Here's another (extreme) example. Research showed that children in orphanages where there is limited staff, suffer from growth deprivation and other developmental delays without sufficient touch. That lack of human touch, utter abandonment and worse had led to severely delayed mental, physical and emotional development.
In a separate study, they were looking at children; preschoolers on playgrounds from Paris and Miami. In France the parents were seen positively touching their kids more than the study group in Florida and they noticed that the kids in Paris were less aggressive both verbally and physically with each other than the kids in Miami.
But it's not just children who need touch, it's everyone. Physical touch helps us heal, it gives us positive energy and connects us with others.
Hearing, seeing, smelling are the senses we think of in the context of our own survival. Rarely would we add our sense of touch to that list. Somehow this crucial sense of ours has been underestimated for a long time.
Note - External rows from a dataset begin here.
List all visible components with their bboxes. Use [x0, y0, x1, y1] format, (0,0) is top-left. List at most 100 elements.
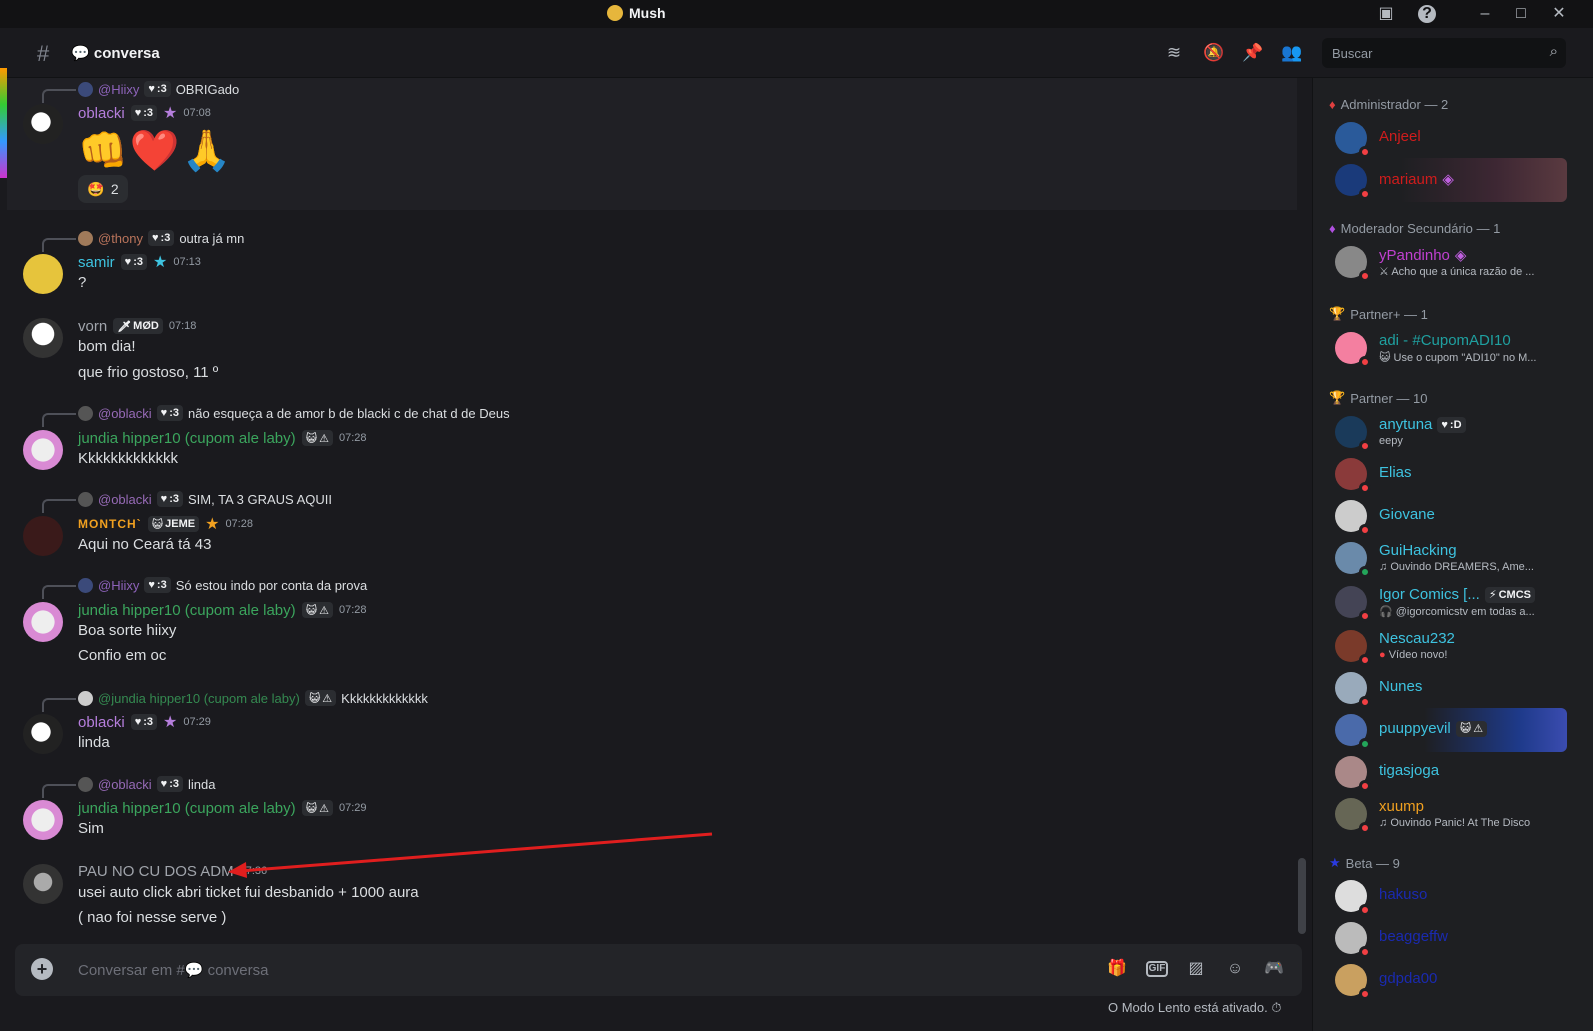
member-item[interactable]: anytuna ♥ :D eepy — [1329, 410, 1567, 454]
member-item[interactable]: Elias — [1329, 452, 1567, 496]
avatar[interactable] — [23, 318, 63, 358]
reply-text: linda — [187, 776, 216, 792]
role-icon: ★ — [1329, 855, 1341, 870]
help-icon[interactable]: ? — [1418, 5, 1436, 23]
member-activity: ♫ Ouvindo Panic! At The Disco — [1379, 817, 1531, 829]
trophy-icon: 🏆 — [1329, 306, 1346, 321]
member-item[interactable]: Anjeel — [1329, 116, 1567, 160]
reply-reference[interactable]: @Hiixy ♥ :3 OBRIGado — [42, 81, 240, 103]
reply-avatar — [78, 230, 93, 246]
reaction[interactable]: 🤩 2 — [78, 175, 128, 203]
username[interactable]: oblacki — [78, 105, 125, 122]
member-item[interactable]: hakuso — [1329, 874, 1567, 918]
avatar[interactable] — [23, 516, 63, 556]
reply-avatar — [78, 491, 93, 507]
member-item[interactable]: Nescau232 ● Vídeo novo! — [1329, 624, 1567, 668]
message-list[interactable]: @Hiixy ♥ :3 OBRIGado oblacki ♥ :3 ★ 07:0… — [7, 78, 1310, 1031]
message-header: MONTCH` 😺 JEME ★ 07:28 — [78, 514, 253, 534]
username[interactable]: samir — [78, 254, 115, 271]
emoji-icon[interactable]: ☺ — [1224, 958, 1246, 980]
message[interactable]: @oblacki ♥ :3 não esqueça a de amor b de… — [7, 404, 1297, 474]
reply-author[interactable]: @Hiixy — [98, 578, 139, 593]
member-item[interactable]: beaggeffw — [1329, 916, 1567, 960]
title-bar: Mush ▣ ? – □ ✕ — [0, 0, 1593, 28]
reply-reference[interactable]: @thony ♥ :3 outra já mn — [42, 230, 245, 252]
apps-icon[interactable]: 🎮 — [1263, 958, 1285, 980]
member-item[interactable]: mariaum ◈ — [1329, 158, 1567, 202]
notifications-muted-icon[interactable]: 🔕 — [1203, 43, 1224, 63]
message[interactable]: vorn 🗡 MØD 07:18 bom dia! que frio gosto… — [7, 314, 1297, 388]
reply-author[interactable]: @oblacki — [98, 406, 152, 421]
avatar[interactable] — [23, 714, 63, 754]
timer-icon: ⏱ — [1271, 1000, 1282, 1015]
avatar[interactable] — [23, 800, 63, 840]
message[interactable]: @oblacki ♥ :3 SIM, TA 3 GRAUS AQUII MONT… — [7, 490, 1297, 560]
reply-reference[interactable]: @Hiixy ♥ :3 Só estou indo por conta da p… — [42, 577, 367, 599]
gif-icon[interactable]: GIF — [1146, 961, 1168, 977]
member-item[interactable]: gdpda00 — [1329, 958, 1567, 1002]
scrollbar-thumb[interactable] — [1298, 858, 1306, 934]
member-item[interactable]: puuppyevil 😺 ⚠ — [1329, 708, 1567, 752]
member-item[interactable]: Giovane — [1329, 494, 1567, 538]
member-item[interactable]: GuiHacking ♫ Ouvindo DREAMERS, Ame... — [1329, 536, 1567, 580]
discord-app: Mush ▣ ? – □ ✕ # 💬 conversa ≋ 🔕 📌 👥 Busc… — [0, 0, 1593, 1031]
member-list[interactable]: ♦ Administrador — 2 Anjeel mariaum ◈ ♦ Mode… — [1312, 78, 1593, 1031]
reply-author[interactable]: @oblacki — [98, 777, 152, 792]
reply-author[interactable]: @thony — [98, 231, 143, 246]
threads-icon[interactable]: ≋ — [1164, 43, 1184, 63]
reply-author[interactable]: @jundia hipper10 (cupom ale laby) — [98, 691, 300, 706]
avatar[interactable] — [23, 602, 63, 642]
member-list-icon[interactable]: 👥 — [1281, 43, 1302, 63]
reply-author[interactable]: @oblacki — [98, 492, 152, 507]
username[interactable]: MONTCH` — [78, 517, 142, 531]
sticker-icon[interactable]: ▨ — [1185, 958, 1207, 980]
message-composer[interactable]: + Conversar em #💬 conversa 🎁 GIF ▨ ☺ 🎮 — [15, 944, 1302, 996]
message[interactable]: @Hiixy ♥ :3 OBRIGado oblacki ♥ :3 ★ 07:0… — [7, 78, 1297, 210]
nitro-icon: ◈ — [1442, 171, 1454, 188]
username[interactable]: vorn — [78, 318, 107, 335]
minimize-icon[interactable]: – — [1474, 4, 1496, 24]
reply-text: outra já mn — [179, 230, 245, 246]
reply-reference[interactable]: @oblacki ♥ :3 linda — [42, 776, 216, 798]
timestamp: 07:28 — [225, 518, 253, 530]
gift-icon[interactable]: 🎁 — [1106, 958, 1128, 980]
search-input[interactable]: Buscar ⌕ — [1322, 38, 1566, 68]
reply-reference[interactable]: @jundia hipper10 (cupom ale laby) 😺 ⚠ Kk… — [42, 690, 428, 712]
inbox-icon[interactable]: ▣ — [1375, 4, 1397, 24]
user-tag: ♥ :3 — [144, 81, 171, 97]
maximize-icon[interactable]: □ — [1510, 4, 1532, 24]
message-header: jundia hipper10 (cupom ale laby) 😺 ⚠ 07:… — [78, 600, 367, 620]
message[interactable]: @thony ♥ :3 outra já mn samir ♥ :3 ★ 07:… — [7, 228, 1297, 298]
close-icon[interactable]: ✕ — [1548, 4, 1570, 24]
member-item[interactable]: tigasjoga — [1329, 750, 1567, 794]
hash-icon: # — [37, 41, 50, 66]
member-item[interactable]: xuump ♫ Ouvindo Panic! At The Disco — [1329, 792, 1567, 836]
message-text: ? — [78, 274, 87, 291]
message[interactable]: @Hiixy ♥ :3 Só estou indo por conta da p… — [7, 576, 1297, 672]
avatar[interactable] — [23, 864, 63, 904]
member-item[interactable]: Nunes — [1329, 666, 1567, 710]
reply-reference[interactable]: @oblacki ♥ :3 não esqueça a de amor b de… — [42, 405, 510, 427]
avatar[interactable] — [23, 104, 63, 144]
member-item[interactable]: yPandinho ◈ ⚔ Acho que a única razão de ..… — [1329, 240, 1567, 284]
message[interactable]: @jundia hipper10 (cupom ale laby) 😺 ⚠ Kk… — [7, 688, 1297, 758]
message[interactable]: PAU NO CU DOS ADM 07:36 usei auto click … — [7, 860, 1297, 934]
message-text: Boa sorte hiixy — [78, 622, 177, 639]
username[interactable]: PAU NO CU DOS ADM — [78, 863, 234, 880]
member-item[interactable]: adi - #CupomADI10 😺 Use o cupom "ADI10" n… — [1329, 326, 1567, 370]
username[interactable]: jundia hipper10 (cupom ale laby) — [78, 800, 296, 817]
avatar[interactable] — [23, 254, 63, 294]
reply-text: OBRIGado — [175, 81, 240, 97]
message[interactable]: @oblacki ♥ :3 linda jundia hipper10 (cup… — [7, 774, 1297, 844]
pin-icon[interactable]: 📌 — [1242, 43, 1263, 63]
username[interactable]: oblacki — [78, 714, 125, 731]
avatar[interactable] — [23, 430, 63, 470]
member-item[interactable]: Igor Comics [... ⚡ CMCS 🎧 @igorcomicstv em… — [1329, 580, 1567, 624]
username[interactable]: jundia hipper10 (cupom ale laby) — [78, 430, 296, 447]
status-dnd — [1359, 270, 1371, 282]
reply-reference[interactable]: @oblacki ♥ :3 SIM, TA 3 GRAUS AQUII — [42, 491, 332, 513]
add-attachment-icon[interactable]: + — [31, 958, 53, 980]
username[interactable]: jundia hipper10 (cupom ale laby) — [78, 602, 296, 619]
reply-text: Kkkkkkkkkkkkk — [341, 690, 428, 706]
reply-author[interactable]: @Hiixy — [98, 82, 139, 97]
But the truth is that physical touch is important and among our most basic of human needs.
We spend a lot of time on our gadgets and that's totally your business but it has taken away from situations where touch could be involved. Be it family, friends or lovers, touch is such a important part of being a human. And I totally understand that not all are as touchy feely as I am, there are people and situations where I avoid touchiness too.
But because touch is such a fundamental human need we should pay attention to how we receive and give it.
Just the physical act of a kind and warm touch lowers our blood pressure and releases the “love hormone,” oxytocin. And in intimate relationships touch can increase intimacy and relationship satisfaction.
The fact is that, as human beings, we need touch. It helps us feel better in endless number of ways.
Maybe hug a friend today, and if they're not a hugger, pat them on their back and respect their privacy and personal space.
It is vital to be warmly embraced, included and incorporated. Young, old, married and single, we all need the powerful, life-giving human connection of touch.